本セミナーでは、創薬研究の新規化合物探索において活用されておりますin silico手法、CGBVS法 (Chemical Genomics-Based Virtual Screening) の新たな技術応用についてご紹介いたします。
京都大学で技術開発されたCGBVS法は、化合物の記述子とタンパク質のアミノ酸配列のデータを機械学習するアプローチで、創薬の新規化合物探索や選択性評価などで利用されています。我々は網羅的な予測計算を高速で行うこの手法の特徴を生かし、2021年5月、8月と2つの応用技術についての論文を発表いたしました。
それぞれの論文内容については以下に記しますが、セミナーでは著者より論文内容のポイントについてご紹介・解説させていただきます。
-
Discovery of Novel eEF2K Inhibitors Using HTS Fingerprint Generated from Predicted Profiling of Compound-Protein Interactions
Atsushi Yoshimori; Enzo Kawasaki; Ryuta Murakami; Chisato Kanai
Medicines 2021, Volume 8, Issue 5, 23
https://doi.org/10.3390/medicines8050023<概要>
CGBVSを応用したChemogenomics-Based Similarity Profiling(CGBSP)法に関する論文になります。
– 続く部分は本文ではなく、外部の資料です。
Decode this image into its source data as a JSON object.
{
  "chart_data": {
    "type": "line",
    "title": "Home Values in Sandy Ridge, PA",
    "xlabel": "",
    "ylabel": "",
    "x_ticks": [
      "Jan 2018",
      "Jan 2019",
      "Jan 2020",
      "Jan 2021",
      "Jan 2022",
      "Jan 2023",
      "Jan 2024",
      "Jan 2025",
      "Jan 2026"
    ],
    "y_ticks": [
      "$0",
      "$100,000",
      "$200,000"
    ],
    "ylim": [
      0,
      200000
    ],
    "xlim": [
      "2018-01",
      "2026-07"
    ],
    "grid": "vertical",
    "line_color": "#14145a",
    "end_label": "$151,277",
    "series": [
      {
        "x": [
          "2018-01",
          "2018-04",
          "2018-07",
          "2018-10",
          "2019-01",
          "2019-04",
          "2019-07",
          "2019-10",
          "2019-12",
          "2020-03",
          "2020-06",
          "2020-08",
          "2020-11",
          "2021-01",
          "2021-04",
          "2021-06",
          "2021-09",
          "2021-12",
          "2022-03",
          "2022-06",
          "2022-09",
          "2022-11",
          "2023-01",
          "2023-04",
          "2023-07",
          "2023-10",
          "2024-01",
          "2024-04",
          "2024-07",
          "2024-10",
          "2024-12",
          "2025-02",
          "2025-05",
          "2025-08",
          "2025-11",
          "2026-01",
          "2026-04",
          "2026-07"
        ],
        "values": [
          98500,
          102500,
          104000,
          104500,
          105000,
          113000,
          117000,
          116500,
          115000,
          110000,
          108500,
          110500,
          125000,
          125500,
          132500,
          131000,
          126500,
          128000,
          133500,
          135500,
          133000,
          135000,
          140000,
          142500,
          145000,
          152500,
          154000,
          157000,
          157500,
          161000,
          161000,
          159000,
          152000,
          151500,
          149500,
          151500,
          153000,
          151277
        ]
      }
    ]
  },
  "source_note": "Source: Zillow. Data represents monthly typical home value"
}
CGBSP法とは、化合物-タンパク質相互作用(CPI)の予測プロファイリングから生成されたフィンガープリントを用いた類似構造探索法です。論文ではCGBSP法を用いて非定型プロテインキナーゼのeEF2Kに対し阻害活性を有する新規化合物を得た事例を報告しています。
-
Computational Prediction of Compound–Protein Interactions for Orphan Targets Using CGBVS
Kanai, C.; Kawasaki, E.; Murakami, R.; Morita, Y.; Yoshimori, A.
Molecules 2021, 26(17), 5131
https://doi.org/10.3390/molecules26175131<概要>
CGBVSを用いて、学習可能なリガンドデータが無いようなオーファンターゲット(GPCR)に対するリガンド予測の性能評価を行った論文となります。化合物とタンパク質のそれぞれの記述子(特徴量)について、複数の組み合わせを検討しており、オーファンターゲットのリガンド予測にはMSA(Multiple Sequence Alignment)を利用したタンパク質記述子が有効であることが示されました。また、オーファンターゲットに対するCGBVS法の適用可能性を測るApplicability Index(APX)を定義し、APXがある閾値以上の値になるターゲットに対しては高い予測精度が期待できることを示しました。